April disasters lead to changes in market


Monday, July 31st 2000, 12:00 am
By: News On 6


By Leah Beth Ward and Alan Goldstein / The Dallas Morning News

The IPO market has a healthy 39 deals set to take off this week in what some are calling a recovery from the near-death experience for new issues in April.
But market watchers don't expect them all to be successful moon shots, either, because investors have become more selective.

"What we've seen since April is a cleansing out of deals as the market rebuilds," said Jeff Hirschkorn, senior analyst at IPO.com, a Web site that monitors initial public offerings.

Mr. Hirschkorn and others say that in this week's round, dot.coms – often the easiest story for investors to digest – will be out of favor. Internet infrastructure and broadband technology companies will get the most attention.

And investors want some things they didn't seem to care about previously, said Tom Fox, head of equity capital markets at Donaldson, Lufkin & Jenrette Inc.: "Price, near-term momentum and predictability of the earnings model."

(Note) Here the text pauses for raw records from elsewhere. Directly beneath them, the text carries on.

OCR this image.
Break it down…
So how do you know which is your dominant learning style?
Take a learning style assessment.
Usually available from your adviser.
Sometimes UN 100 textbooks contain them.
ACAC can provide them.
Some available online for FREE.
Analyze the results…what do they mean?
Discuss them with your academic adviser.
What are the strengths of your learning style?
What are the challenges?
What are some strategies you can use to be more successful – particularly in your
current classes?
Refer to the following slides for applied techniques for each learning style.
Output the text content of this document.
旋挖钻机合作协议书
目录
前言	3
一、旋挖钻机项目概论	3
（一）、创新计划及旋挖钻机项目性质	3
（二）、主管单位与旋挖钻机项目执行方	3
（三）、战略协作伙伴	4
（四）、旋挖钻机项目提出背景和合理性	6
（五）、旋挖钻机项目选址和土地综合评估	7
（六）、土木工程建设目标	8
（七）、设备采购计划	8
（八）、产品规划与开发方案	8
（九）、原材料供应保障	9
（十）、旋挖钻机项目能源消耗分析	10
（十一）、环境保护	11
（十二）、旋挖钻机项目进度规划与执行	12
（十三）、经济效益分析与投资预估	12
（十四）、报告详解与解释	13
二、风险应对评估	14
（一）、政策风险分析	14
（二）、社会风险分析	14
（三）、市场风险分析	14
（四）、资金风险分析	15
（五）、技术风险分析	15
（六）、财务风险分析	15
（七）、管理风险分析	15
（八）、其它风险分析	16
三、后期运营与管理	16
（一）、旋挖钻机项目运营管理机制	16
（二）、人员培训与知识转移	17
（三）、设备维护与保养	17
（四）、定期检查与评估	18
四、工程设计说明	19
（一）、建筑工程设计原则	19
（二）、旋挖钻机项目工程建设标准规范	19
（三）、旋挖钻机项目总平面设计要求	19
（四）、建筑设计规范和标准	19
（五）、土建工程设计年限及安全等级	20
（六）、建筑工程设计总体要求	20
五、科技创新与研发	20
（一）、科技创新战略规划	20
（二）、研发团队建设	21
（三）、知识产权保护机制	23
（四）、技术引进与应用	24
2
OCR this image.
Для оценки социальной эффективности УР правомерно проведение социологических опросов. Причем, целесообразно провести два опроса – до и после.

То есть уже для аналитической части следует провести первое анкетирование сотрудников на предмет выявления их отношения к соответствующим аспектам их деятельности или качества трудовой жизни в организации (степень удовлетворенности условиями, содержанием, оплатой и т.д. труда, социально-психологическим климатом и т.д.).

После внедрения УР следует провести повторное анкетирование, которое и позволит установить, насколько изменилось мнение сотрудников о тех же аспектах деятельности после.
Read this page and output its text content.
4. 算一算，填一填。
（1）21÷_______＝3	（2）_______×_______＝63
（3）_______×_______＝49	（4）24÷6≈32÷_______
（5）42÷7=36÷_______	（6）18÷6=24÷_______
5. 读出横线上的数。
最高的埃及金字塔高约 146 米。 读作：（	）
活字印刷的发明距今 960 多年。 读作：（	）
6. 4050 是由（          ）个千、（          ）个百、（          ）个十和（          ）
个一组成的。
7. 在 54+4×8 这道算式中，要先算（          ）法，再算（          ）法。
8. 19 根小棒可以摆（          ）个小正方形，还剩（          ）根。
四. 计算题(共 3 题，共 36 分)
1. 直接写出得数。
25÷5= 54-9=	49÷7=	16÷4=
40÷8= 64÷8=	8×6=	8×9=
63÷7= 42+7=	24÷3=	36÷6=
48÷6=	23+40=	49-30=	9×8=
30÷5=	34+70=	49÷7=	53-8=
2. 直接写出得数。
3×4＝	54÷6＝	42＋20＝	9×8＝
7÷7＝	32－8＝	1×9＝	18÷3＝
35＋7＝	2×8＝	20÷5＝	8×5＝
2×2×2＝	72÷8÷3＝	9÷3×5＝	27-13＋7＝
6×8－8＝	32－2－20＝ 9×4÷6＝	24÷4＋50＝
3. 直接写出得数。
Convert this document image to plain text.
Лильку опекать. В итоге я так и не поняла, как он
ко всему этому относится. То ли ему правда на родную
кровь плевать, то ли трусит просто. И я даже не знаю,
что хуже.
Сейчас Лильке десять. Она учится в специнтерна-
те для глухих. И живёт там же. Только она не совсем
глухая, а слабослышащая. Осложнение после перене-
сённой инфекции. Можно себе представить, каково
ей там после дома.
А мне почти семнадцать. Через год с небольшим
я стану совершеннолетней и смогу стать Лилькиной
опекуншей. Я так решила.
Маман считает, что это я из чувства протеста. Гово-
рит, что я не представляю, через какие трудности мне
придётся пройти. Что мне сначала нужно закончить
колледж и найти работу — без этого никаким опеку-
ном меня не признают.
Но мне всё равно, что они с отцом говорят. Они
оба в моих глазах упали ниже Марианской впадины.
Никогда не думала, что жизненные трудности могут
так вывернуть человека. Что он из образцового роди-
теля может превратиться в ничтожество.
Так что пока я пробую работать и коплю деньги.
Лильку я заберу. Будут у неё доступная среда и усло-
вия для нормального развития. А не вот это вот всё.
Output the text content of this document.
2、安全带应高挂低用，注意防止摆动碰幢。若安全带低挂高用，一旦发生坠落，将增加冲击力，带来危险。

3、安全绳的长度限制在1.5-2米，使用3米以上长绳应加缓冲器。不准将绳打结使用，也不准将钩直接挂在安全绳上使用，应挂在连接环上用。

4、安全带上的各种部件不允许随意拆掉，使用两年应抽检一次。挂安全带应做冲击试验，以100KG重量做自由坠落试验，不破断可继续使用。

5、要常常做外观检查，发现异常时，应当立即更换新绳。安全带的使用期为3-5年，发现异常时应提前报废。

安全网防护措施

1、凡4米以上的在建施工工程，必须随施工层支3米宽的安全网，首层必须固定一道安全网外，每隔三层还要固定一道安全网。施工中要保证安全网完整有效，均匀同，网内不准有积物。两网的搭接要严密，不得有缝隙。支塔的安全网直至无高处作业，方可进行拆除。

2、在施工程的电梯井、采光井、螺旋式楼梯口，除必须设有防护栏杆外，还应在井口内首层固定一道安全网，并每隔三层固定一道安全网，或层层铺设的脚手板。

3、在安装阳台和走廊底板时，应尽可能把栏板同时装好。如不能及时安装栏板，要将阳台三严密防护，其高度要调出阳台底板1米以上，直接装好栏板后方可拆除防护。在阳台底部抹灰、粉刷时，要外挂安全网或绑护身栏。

Set to launch this week are Microtune Inc. of Plano and EXE Technologies Inc. of Dallas.

EXE cut the size and price of its offering two weeks ago to 7.25 million shares at $7 to $9 a share from 10 million shares at $11 to $13. The company was to go public in March when the market was at its frothiest but canceled the plan.

Analysts have worried that EXE, which sells inventory and supply chain software, couldn't show enough potential for profitability. But the company's first-quarter results this year showed narrower losses than last year's numbers.

Mr. Hirschkorn said he thinks EXE could have a successful debut because it has three heavyweight underwriters in DLJ, Salomon Smith Barney and Bank of America Securities as well as investments from Michael Dell and General Atlantic Partners, a Greenwich, Conn., venture firm.

"EXE is not the best deal on the calendar, but I think it's a winner," he said. EXE Technologies declined to comment, citing the upcoming offering.

Mr. Hirschkorn is also enthusiastic about Microtune, which expects to sell 4 million shares of its common stock, priced between $13 and $15 each. The company would have 37.6 million shares outstanding after the offering, bringing it an initial market value of at least $488.8 million.

Microtune's market for its chip consists of a broad lineup of electronic products that receive video signals, including televisions, videocassette recorders, cable boxes and personal computers. Daimler-Chrysler is a sizable customer.

Putting a TV tuner on a chip offers better reception and increases the potential for more portable video equipment.

"This is going to be a hit," said Mr. Hirschkorn, pointing to major stakes taken by billionaire George Soros and the clout of lead underwriter Goldman, Sachs & Co. Another major shareholder is Hicks, Muse, Tate & Furst Inc. of Dallas.

Microtune officials declined to comment, citing the upcoming IPO.

Some companies, like Urban Cool Network Inc., have rearranged their business models to pass muster in a more discriminating market. Jacob Miles, chief executive of Urban Cool, said the company hopes to refile a registration statement this week for an offering it first proposed in February.

"We did some restructuring away from being a dot.com to more of an ISP," Mr. Miles said. The company plans to deploy public Internet access kiosks in urban neighborhoods.

Other Texas companies planning on an IPO at some point include Alliance Data Systems Inc., ClearCommerce and Applied Science Fiction Inc.

Dallas-based Alliance spokesman Tony Good said the company amended its offering in June, but he could not predict when it would occur. The company designs customer relationship management, or loyalty, programs.

ClearCommerce of Austin sells personalized e-commerce applications to business-to-business and business-to-consumer online merchants. No date has been set for its debut. "Like many e-commerce companies, they are currently evaluating how the market is performing," spokeswoman Melinda Hart said.

Austin-based Applied Science Fiction Inc. filed to raise as much as $57.5 million in February but has since pulled its registration and changed management. Co-founder Mark Urdahl resigned as chairman, president and CEO "in order to pursue other opportunities," the company said in a recent statement.

Michael Conley, director of marketing, said board member Peter Palermo is the new chairman, and executive vice president Dan Sullivan has been named president and CEO.

"The market has changed its expectations in a way that demands profits sooner, so we had to re-do our process, which included a change in management," Mr. Conley said.

He said Applied Science Fiction is raising a second round of financing atop its $31 million in first-round capital. The company makes digital imaging hardware and software, which it licenses to makers of printers and copiers.

Manuel Royo of Southwest Securities Inc. said the best IPO story recently was Blue Martini Software, which makes programs that coordinate Internet sales and marketing. The San Mateo, Calif., company raised $150 million last week in its IPO, some 70 percent more than expected.

"They have substantial revenues, lots of products and blue chip customers," Mr. Royo said.